Anketler Millet İttifakını bir türlü öne geçiremedi; Erdoğan en güçlü Başkan namzedi.
Adaylarını dahi belirleyemediler. Biliyorlar ki isim açıklandığı gün tartışılma başlanacak. Açıklamayarak tartışmayı engelliyorlar. Hâlihazırda tek aday olan Cumhurbaşkanı Erdoğan’ı gündeme taşıyorlar.
Olmayan tartışılmıyor...
Oysa reklamın iyisi, kötüsü olmaz. Ne kadar tartışsalar da kamuoyunu ikna etmeleri mümkün görünmüyor.
Suriyelilerin ekonomiye olan olumlu katkıları tam olarak tartışılabilmiş ve anlatılabilmiş değil.
Şimdiye kadar meseleyi bilimsel bir formatta ele alan bir çalışmaya rastlamadım. Kimse bu mayınlı alana girmek istemiyor: Resmi raporlar da dâhil.
Mesele sığ bilgiyle ele alınıyor.
Bu konuda başta TOBB olmak üzere, iş dünyasının somut bir girişimde bulunması gerekmektedir.
Topluma anlatsınlar Suriyeli işgücünün ekonomi açısından değerini ya da değersizliğini. Sanayi ve üretim sektörüne ciddi katkıları var.
Toplumun bilme hakkı var.
Cumhurbaşkanı tarafından açıklanan bir milyon kişinin şehirlerde yaşayan, üretime ve sanayiye katkı sağlayanları kapsamadığını düşünüyorum. Sınır bölgelerinde ve kamplarda bulunanlar olması gerekiyor.
Kim ne derse desin, Suriyeli işgücü katkısı ülkenin ihracat patlamasında ve pandemi sonrası üretim artışlarında ciddi bir yer tutuyor.
İdeal olan tabiiki herkesin kendi toprağında yaşaması ve orada istihdam edilmesi. Ancak Suriye başta olmak üzere çatışma ve savaş bölgelerinden insan kaçışı durdurulamıyor. Düzensiz göçmen akımı kontrolden çıkabiliyor.
Türkiye düne kadar bir geçiş ülkesi idi. İnsanlar Avrupa’ya geçerken kullandıkları bir güzergâh olarak değerlendirdikleri Türkiye’yi artık yerleşilebilecek, yurt tutulabilecek bir ülke olarak görmeye başladılar.
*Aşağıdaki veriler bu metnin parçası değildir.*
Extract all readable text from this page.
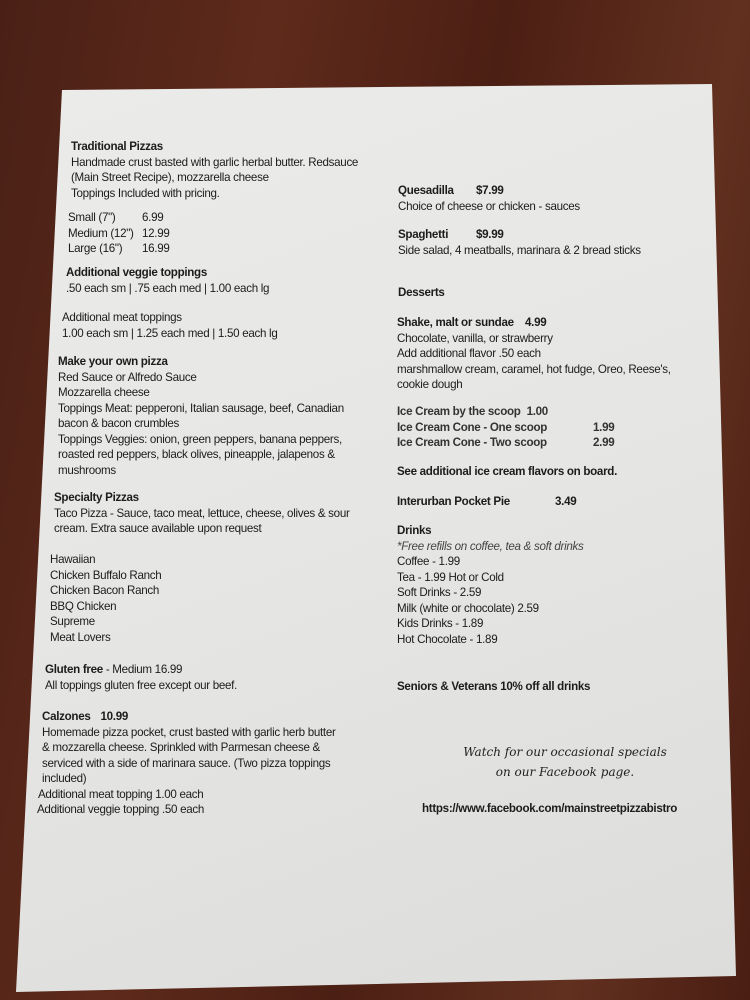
Traditional Pizzas
Handmade crust basted with garlic herbal butter. Redsauce
(Main Street Recipe), mozzarella cheese
Toppings Included with pricing.
Small (7")	6.99
Medium (12") 12.99
Large (16")	16.99
Additional veggie toppings
.50 each sm | .75 each med | 1.00 each lg
Additional meat toppings
1.00 each sm | 1.25 each med | 1.50 each lg
Make your own pizza
Red Sauce or Alfredo Sauce
Mozzarella cheese
Toppings Meat: pepperoni, Italian sausage, beef, Canadian
bacon & bacon crumbles
Toppings Veggies: onion, green peppers, banana peppers,
roasted red peppers, black olives, pineapple, jalapenos &
mushrooms
Specialty Pizzas
Taco Pizza - Sauce, taco meat, lettuce, cheese, olives & sour
cream. Extra sauce available upon request
Hawaiian
Chicken Buffalo Ranch
Chicken Bacon Ranch
BBQ Chicken
Supreme
Meat Lovers
Gluten free - Medium 16.99
All toppings gluten free except our beef.
Calzones 10.99
Homemade pizza pocket, crust basted with garlic herb butter
& mozzarella cheese. Sprinkled with Parmesan cheese &
serviced with a side of marinara sauce. (Two pizza toppings
included)
Additional meat topping 1.00 each
Additional veggie topping .50 each
Quesadilla	$7.99
Choice of cheese or chicken - sauces
Spaghetti	$9.99
Side salad, 4 meatballs, marinara & 2 bread sticks
Desserts
Shake, malt or sundae 4.99
Chocolate, vanilla, or strawberry
Add additional flavor .50 each
marshmallow cream, caramel, hot fudge, Oreo, Reese's,
cookie dough
Ice Cream by the scoop 1.00
Ice Cream Cone - One scoop	1.99
Ice Cream Cone - Two scoop	2.99
See additional ice cream flavors on board.
Interurban Pocket Pie	3.49
Drinks
*Free refills on coffee, tea & soft drinks
Coffee - 1.99
Tea - 1.99 Hot or Cold
Soft Drinks - 2.59
Milk (white or chocolate) 2.59
Kids Drinks - 1.89
Hot Chocolate - 1.89
Seniors & Veterans 10% off all drinks
Watch for our occasional specials
on our Facebook page.
https://www.facebook.com/mainstreetpizzabistro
Bu istenmese de, bir tespiti içermesi bakımından iyi bir gelişme. İnsanlar kendilerini Türkiye’de hayal edebiliyor, mutlu-mesut yaşayabileceklerini düşünüyorlar.
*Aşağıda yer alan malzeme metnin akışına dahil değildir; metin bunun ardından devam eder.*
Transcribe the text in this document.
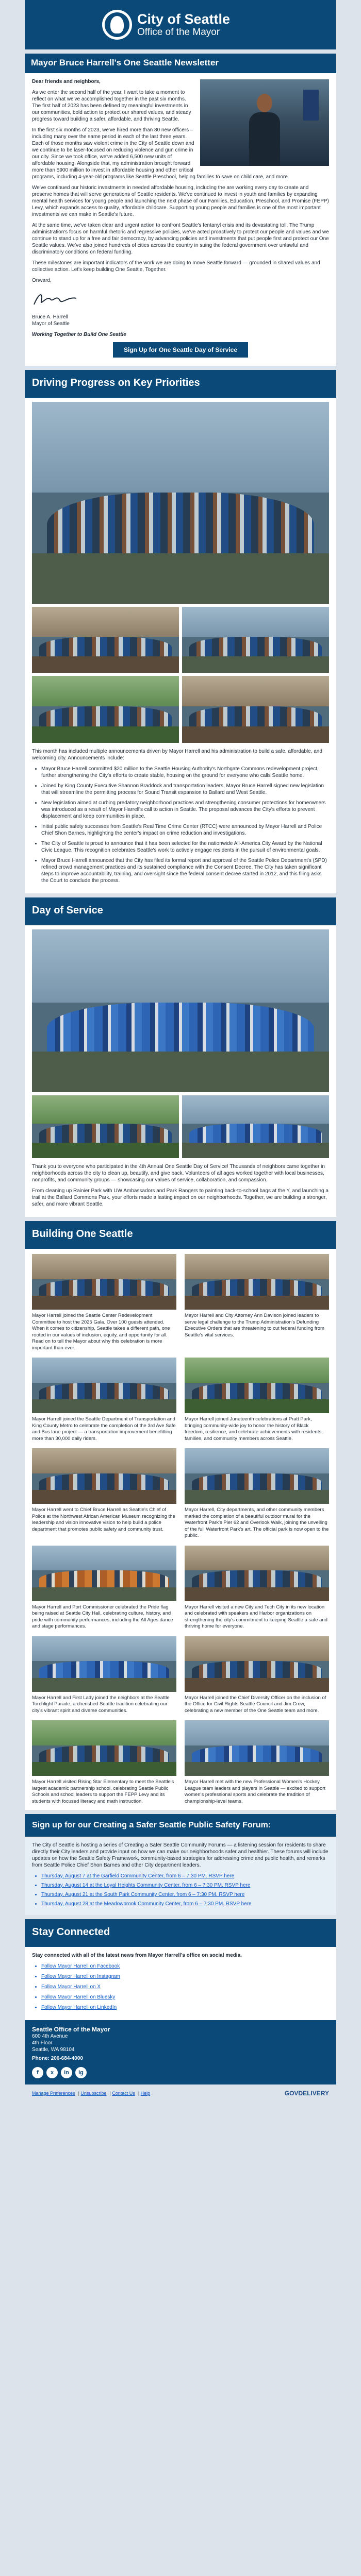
City of Seattle
Office of the Mayor
Mayor Bruce Harrell's One Seattle Newsletter

Dear friends and neighbors,

As we enter the second half of the year, I want to take a moment to reflect on what we've accomplished together in the past six months. The first half of 2023 has been defined by meaningful investments in our communities, bold action to protect our shared values, and steady progress toward building a safer, affordable, and thriving Seattle.

In the first six months of 2023, we've hired more than 80 new officers – including many over the same period in each of the last three years. Each of those months saw violent crime in the City of Seattle down and we continue to be laser-focused on reducing violence and gun crime in our city. Since we took office, we've added 6,500 new units of affordable housing. Alongside that, my administration brought forward more than $900 million to invest in affordable housing and other critical programs, including 4-year-old programs like Seattle Preschool, helping families to save on child care, and more.

We've continued our historic investments in needed affordable housing, including the are working every day to create and preserve homes that will serve generations of Seattle residents. We've continued to invest in youth and families by expanding mental health services for young people and launching the next phase of our Families, Education, Preschool, and Promise (FEPP) Levy, which expands access to quality, affordable childcare. Supporting young people and families is one of the most important investments we can make in Seattle's future.

At the same time, we've taken clear and urgent action to confront Seattle's fentanyl crisis and its devastating toll. The Trump administration's focus on harmful rhetoric and regressive policies, we've acted proactively to protect our people and values and we continue to stand up for a free and fair democracy, by advancing policies and investments that put people first and protect our One Seattle values. We've also joined hundreds of cities across the country in suing the federal government over unlawful and discriminatory conditions on federal funding.

These milestones are important indicators of the work we are doing to move Seattle forward — grounded in shared values and collective action. Let's keep building One Seattle, Together.

Onward,

Bruce A. Harrell

Mayor of Seattle

Working Together to Build One Seattle

Sign Up for One Seattle Day of Service
Driving Progress on Key Priorities

This month has included multiple announcements driven by Mayor Harrell and his administration to build a safe, affordable, and welcoming city. Announcements include:

• Mayor Bruce Harrell committed $20 million to the Seattle Housing Authority's Northgate Commons redevelopment project, further strengthening the City's efforts to create stable, housing on the ground for everyone who calls Seattle home.
• Joined by King County Executive Shannon Braddock and transportation leaders, Mayor Bruce Harrell signed new legislation that will streamline the permitting process for Sound Transit expansion to Ballard and West Seattle.
• New legislation aimed at curbing predatory neighborhood practices and strengthening consumer protections for homeowners was introduced as a result of Mayor Harrell's call to action in Seattle. The proposal advances the City's efforts to prevent displacement and keep communities in place.
• Initial public safety successes from Seattle's Real Time Crime Center (RTCC) were announced by Mayor Harrell and Police Chief Shon Barnes, highlighting the center's impact on crime reduction and investigations.
• The City of Seattle is proud to announce that it has been selected for the nationwide All-America City Award by the National Civic League. This recognition celebrates Seattle's work to actively engage residents in the pursuit of environmental goals.
• Mayor Bruce Harrell announced that the City has filed its formal report and approval of the Seattle Police Department's (SPD) refined crowd management practices and its sustained compliance with the Consent Decree. The City has taken significant steps to improve accountability, training, and oversight since the federal consent decree started in 2012, and this filing asks the Court to conclude the process.
Day of Service

Thank you to everyone who participated in the 4th Annual One Seattle Day of Service! Thousands of neighbors came together in neighborhoods across the city to clean up, beautify, and give back. Volunteers of all ages worked together with local businesses, nonprofits, and community groups — showcasing our values of service, collaboration, and compassion.

From cleaning up Rainier Park with UW Ambassadors and Park Rangers to painting back-to-school bags at the Y, and launching a trail at the Ballard Commons Park, your efforts made a lasting impact on our neighborhoods. Together, we are building a stronger, safer, and more vibrant Seattle.

Building One Seattle

Mayor Harrell joined the Seattle Center Redevelopment Committee to host the 2025 Gala. Over 100 guests attended. When it comes to citizenship, Seattle takes a different path, one rooted in our values of inclusion, equity, and opportunity for all. Read on to tell the Mayor about why this celebration is more important than ever.

Mayor Harrell and City Attorney Ann Davison joined leaders to serve legal challenge to the Trump Administration's Defunding Executive Orders that are threatening to cut federal funding from Seattle's vital services.

Mayor Harrell joined the Seattle Department of Transportation and King County Metro to celebrate the completion of the 3rd Ave Safe and Bus lane project — a transportation improvement benefitting more than 30,000 daily riders.

Mayor Harrell joined Juneteenth celebrations at Pratt Park, bringing community-wide joy to honor the history of Black freedom, resilience, and celebrate achievements with residents, families, and community members across Seattle.

Mayor Harrell went to Chief Bruce Harrell as Seattle's Chief of Police at the Northwest African American Museum recognizing the leadership and vision innovative vision to help build a police department that promotes public safety and community trust.

Mayor Harrell, City departments, and other community members marked the completion of a beautiful outdoor mural for the Waterfront Park's Pier 62 and Overlook Walk, joining the unveiling of the full Waterfront Park's art. The official park is now open to the public.

Mayor Harrell and Port Commissioner celebrated the Pride flag being raised at Seattle City Hall, celebrating culture, history, and pride with community performances, including the All Ages dance and stage performances.

Mayor Harrell visited a new City and Tech City in its new location and celebrated with speakers and Harbor organizations on strengthening the city's commitment to keeping Seattle a safe and thriving home for everyone.

Mayor Harrell and First Lady joined the neighbors at the Seattle Torchlight Parade, a cherished Seattle tradition celebrating our city's vibrant spirit and diverse communities.

Mayor Harrell joined the Chief Diversity Officer on the inclusion of the Office for Civil Rights Seattle Council and Jim Crow, celebrating a new member of the One Seattle team and more.

Mayor Harrell visited Rising Star Elementary to meet the Seattle's largest academic partnership school, celebrating Seattle Public Schools and school leaders to support the FEPP Levy and its students with focused literacy and math instruction.

Mayor Harrell met with the new Professional Women's Hockey League team leaders and players in Seattle — excited to support women's professional sports and celebrate the tradition of championship-level teams.

Sign up for our Creating a Safer Seattle Public Safety Forum:

The City of Seattle is hosting a series of Creating a Safer Seattle Community Forums — a listening session for residents to share directly their City leaders and provide input on how we can make our neighborhoods safer and healthier. These forums will include updates on how the Seattle Safety Framework, community-based strategies for addressing crime and public health, and remarks from Seattle Police Chief Shon Barnes and other City department leaders.

• Thursday, August 7 at the Garfield Community Center, from 6 – 7:30 PM. RSVP here
• Thursday, August 14 at the Loyal Heights Community Center, from 6 – 7:30 PM. RSVP here
• Thursday, August 21 at the South Park Community Center, from 6 – 7:30 PM. RSVP here
• Thursday, August 28 at the Meadowbrook Community Center, from 6 – 7:30 PM. RSVP here
Stay Connected

Stay connected with all of the latest news from Mayor Harrell's office on social media.

• Follow Mayor Harrell on Facebook
• Follow Mayor Harrell on Instagram
• Follow Mayor Harrell on X
• Follow Mayor Harrell on Bluesky
• Follow Mayor Harrell on LinkedIn
Seattle Office of the Mayor
600 4th Avenue
4th Floor
Seattle, WA 98104
Phone: 206-684-4000
f	x	in	ig
Manage Preferences | Unsubscribe | Contact Us | Help	GOVDELIVERY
Anadolu etnografyası değişkenlik göstermekte, sürekli doğu-batı arasında bir kulvarda konumlanmaktadır. Tarihte Büyük İskender’den Haçlı Seferlerine kadar bir dizi batı akımına ve çok sayıda doğu göç dalgasına sahne olmuş.
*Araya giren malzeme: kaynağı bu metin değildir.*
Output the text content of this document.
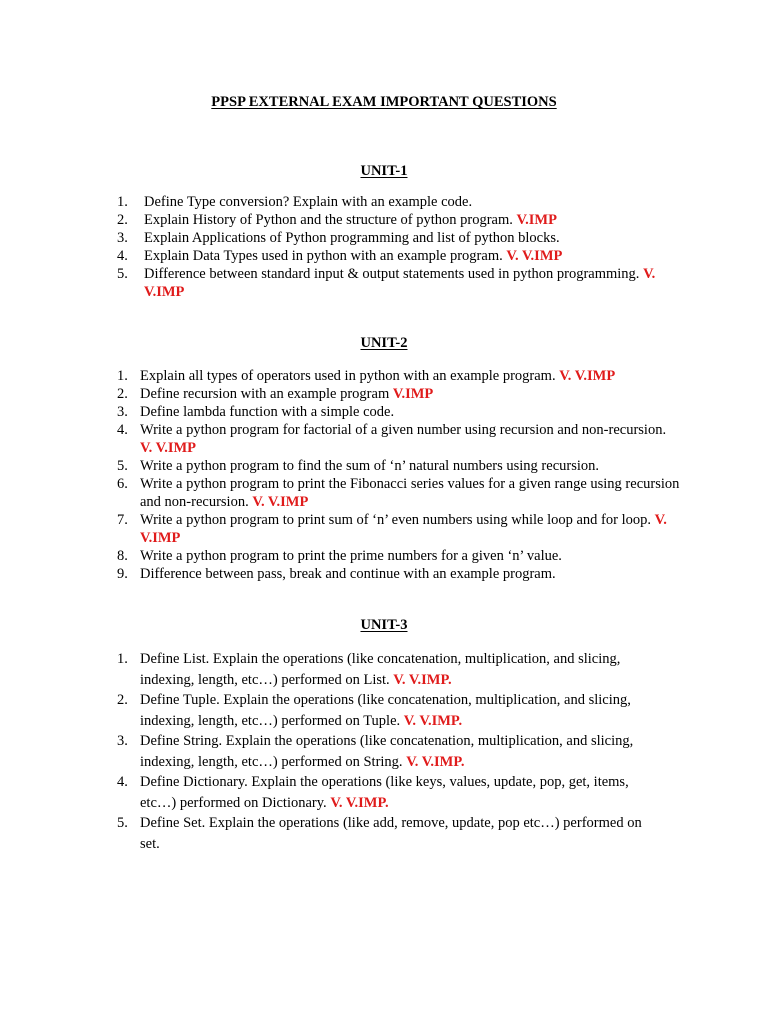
PPSP EXTERNAL EXAM IMPORTANT QUESTIONS
UNIT-1
1. Define Type conversion? Explain with an example code.
2. Explain History of Python and the structure of python program. V.IMP
3. Explain Applications of Python programming and list of python blocks.
4. Explain Data Types used in python with an example program. V. V.IMP
5. Difference between standard input & output statements used in python programming. V. V.IMP
UNIT-2
1. Explain all types of operators used in python with an example program. V. V.IMP
2. Define recursion with an example program V.IMP
3. Define lambda function with a simple code.
4. Write a python program for factorial of a given number using recursion and non-recursion. V. V.IMP
5. Write a python program to find the sum of ‘n’ natural numbers using recursion.
6. Write a python program to print the Fibonacci series values for a given range using recursion and non-recursion. V. V.IMP
7. Write a python program to print sum of ‘n’ even numbers using while loop and for loop. V. V.IMP
8. Write a python program to print the prime numbers for a given ‘n’ value.
9. Difference between pass, break and continue with an example program.
UNIT-3
1. Define List. Explain the operations (like concatenation, multiplication, and slicing, indexing, length, etc…) performed on List. V. V.IMP.
2. Define Tuple. Explain the operations (like concatenation, multiplication, and slicing, indexing, length, etc…) performed on Tuple. V. V.IMP.
3. Define String. Explain the operations (like concatenation, multiplication, and slicing, indexing, length, etc…) performed on String. V. V.IMP.
4. Define Dictionary. Explain the operations (like keys, values, update, pop, get, items, etc…) performed on Dictionary. V. V.IMP.
5. Define Set. Explain the operations (like add, remove, update, pop etc…) performed on set.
Muhalefetin tazyik ve kışkırtmasıyla politika belirlemek zararlı sonuçlar doğurabilir. Kendi göç siyasetini bir devlet politikası haline getiremeyen bir ülke sıkıntı yaşar.
Birilerine ters gelebilir ama bayram ziyaretleşmesi Suriye sınırında yüz yıllık bir teamül. Suriye’de savaş olmadan önce de var olan bir gelenek.
Bayram ziyaretlerine izin verilmemesi anlaşılabilir gibi değil.
Sınırın öte yakasında yüksekokul açan, mülki idare amiri görevlendiren, kamu hizmeti sunan ve AFAD ve Kızılay başta olmak üzere çok kıymetli STK’lar eliyle yardım faaliyetleri yürüten bir devlet sınır-ötesine de sahip çıkmak zorundadır.
Irkçı söylemlere yaslanan siyasi ritüellerin ülkemize kazandırabileceği bir katkı yok. Kuşatıcı, kapsayıcı ve kucaklayıcı bir kültür oluşturmak gerekiyor.
Suriye meselesi gündemden düşürülmelidir.
Esed rejiminin hamisi Rusya’nın, Ukrayna bataklığına sıkışıp kaldığı bir dönemde Suriye’yi kendi haline bırakmamak gerekiyor.
İçişleri Bakanı yanlış yaptı. Cumhurbaşkanı buna prim vermemelidir.
Böylece çözüm Suriye’ye daha hızlı gelebilir.